In 2011, the International Workshop on Meibomian Gland Dysfunction presented a detailed classification system that distinguishes among the subgroups by the level of secretions and further subdivides those categories by potential consequences and manifestations.[15]

References

  1. Lydston, James A. "CONJUNCTIVITIS MEIBOMIANÆ." Journal of the American Medical Association 23.6 (1894): 241-242.
  2. Maklahoff, AA. "Zur Bactderchron eitrigen Entzund der Gland Meib des Lides." Arch fur Augenheilkd. 13.10 (1901).
  3. Elschnig, A. "Beitrag zur Aethiologie und Therapie der cronischen Konjunctivitis." Deuts Med Wochenschr 26 (1908): 1133-1135.

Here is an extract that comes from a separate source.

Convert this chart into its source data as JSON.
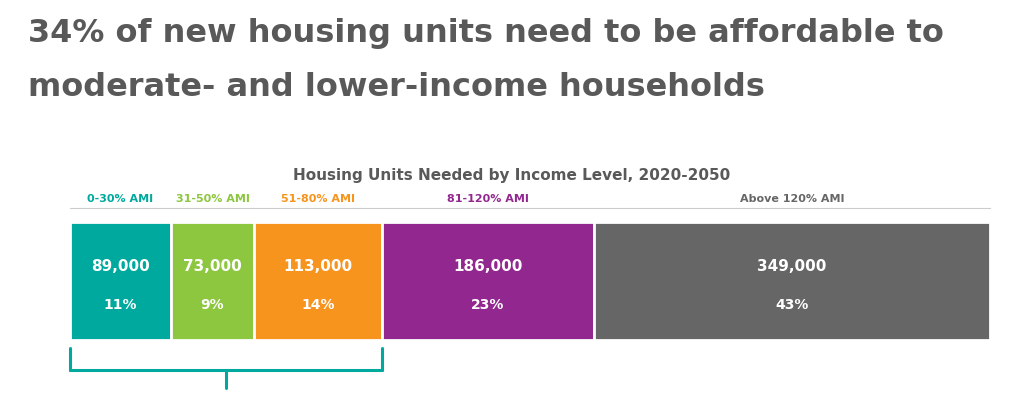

  4. Gifford, Sanford R. "The etiology of chronic meibomitis." American Journal of Ophthalmology 4.8 (1921): 566-570.
  5. Cowper, H. W. "Meibomian seborrhea." American Journal of Ophthalmology 5.1 (1922): 25-30.

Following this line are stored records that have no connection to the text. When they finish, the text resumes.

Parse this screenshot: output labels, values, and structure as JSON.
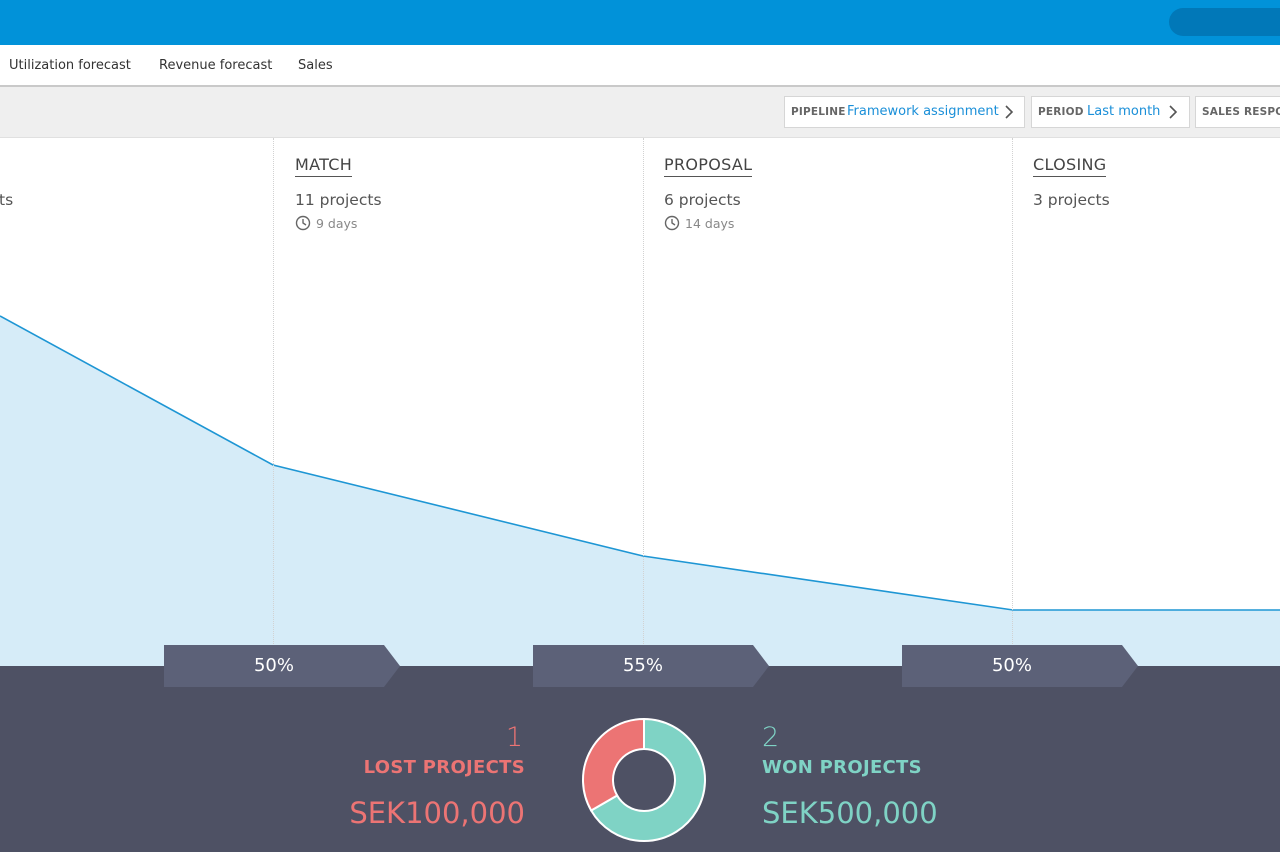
{
  "tabs": [
    {
      "label": "Utilization forecast"
    },
    {
      "label": "Revenue forecast"
    },
    {
      "label": "Sales"
    }
  ],
  "filters": {
    "pipeline": {
      "label": "PIPELINE",
      "value": "Framework assignment"
    },
    "period": {
      "label": "PERIOD",
      "value": "Last month"
    },
    "sales_responsible": {
      "label": "SALES RESPON"
    }
  },
  "stages": [
    {
      "name": "",
      "projects": "ts",
      "days": ""
    },
    {
      "name": "MATCH",
      "projects": "11 projects",
      "days": "9 days"
    },
    {
      "name": "PROPOSAL",
      "projects": "6 projects",
      "days": "14 days"
    },
    {
      "name": "CLOSING",
      "projects": "3 projects",
      "days": ""
    }
  ],
  "conversions": [
    {
      "value": "50%"
    },
    {
      "value": "55%"
    },
    {
      "value": "50%"
    }
  ],
  "summary": {
    "lost": {
      "count": "1",
      "label": "LOST PROJECTS",
      "amount": "SEK100,000"
    },
    "won": {
      "count": "2",
      "label": "WON PROJECTS",
      "amount": "SEK500,000"
    }
  },
  "chart_data": {
    "type": "area",
    "categories": [
      "",
      "MATCH",
      "PROPOSAL",
      "CLOSING"
    ],
    "values": [
      null,
      11,
      6,
      3
    ],
    "donut": {
      "type": "pie",
      "values": [
        1,
        2
      ],
      "labels": [
        "LOST PROJECTS",
        "WON PROJECTS"
      ]
    }
  },
  "colors": {
    "header": "#0192d9",
    "line": "#1e96d4",
    "area": "#d6ecf8",
    "bottom_panel": "#4e5164",
    "conversion_tag": "#5c6178",
    "lost": "#ec7474",
    "won": "#7fd3c5"
  },
  "icons": [
    "chevron-right-icon",
    "clock-icon"
  ]
}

  6. Scobee, Richard G. "The Role of the Meibomian Glands in Recurrent Conjunctivitis: A Review with Experimental Observations." American Journal of Ophthalmology 25.2 (1942): 184-192.
  7. Gutgesell, Vicki J., George A. Stern, and C. Ian Hood. "Histopathology of meibomian gland dysfunction." American journal of ophthalmology 94.3 (1982): 383-387.
  8. Gifford, Sanford R. "Meibomian glands in chronic blepharo-conjunctivitis." American Journal of Ophthalmology 4.7 (1921): 489-494.
  9. Thygeson, Phillips. "Etiology and treatment of blepharitis: a study in military personnel." Archives of Ophthalmology 36.4 (1946): 445-477.
  10. McCulley, James P., Joel M. Dougherty, and David G. Deneau. "Classification of chronic blepharitis." Ophthalmology 89.10 (1982): 1173-1180.
  11. Mathers, William D., et al. "Meibomian gland dysfunction in chronic blepharitis." Cornea 10.4 (1991): 277-285.
  12. Bron, A. J., L. Benjamin, and G. R. Snibson. "Meibomian gland disease. Classification and grading of lid changes." Eye 5.Pt 4 (1991): 395-411.
  13. Wilhelmus, K. R. "Inflammatory disorders of the eyelid margins and eyelashes." Ophthalmol Clin North Am 5.2 (1992): 187.
  14. Foulks, Gary N., and Anthony J. Bron. "Meibomian gland dysfunction: a clinical scheme for description, diagnosis, classification, and grading." The ocular surface 1.3 (2003): 107-126.
  15. Nelson, J. Daniel, et al. "The international workshop on meibomian gland dysfunction: report of the definition and classification subcommittee." Investigative ophthalmology & visual science 52.4 (2011): 1930-1937.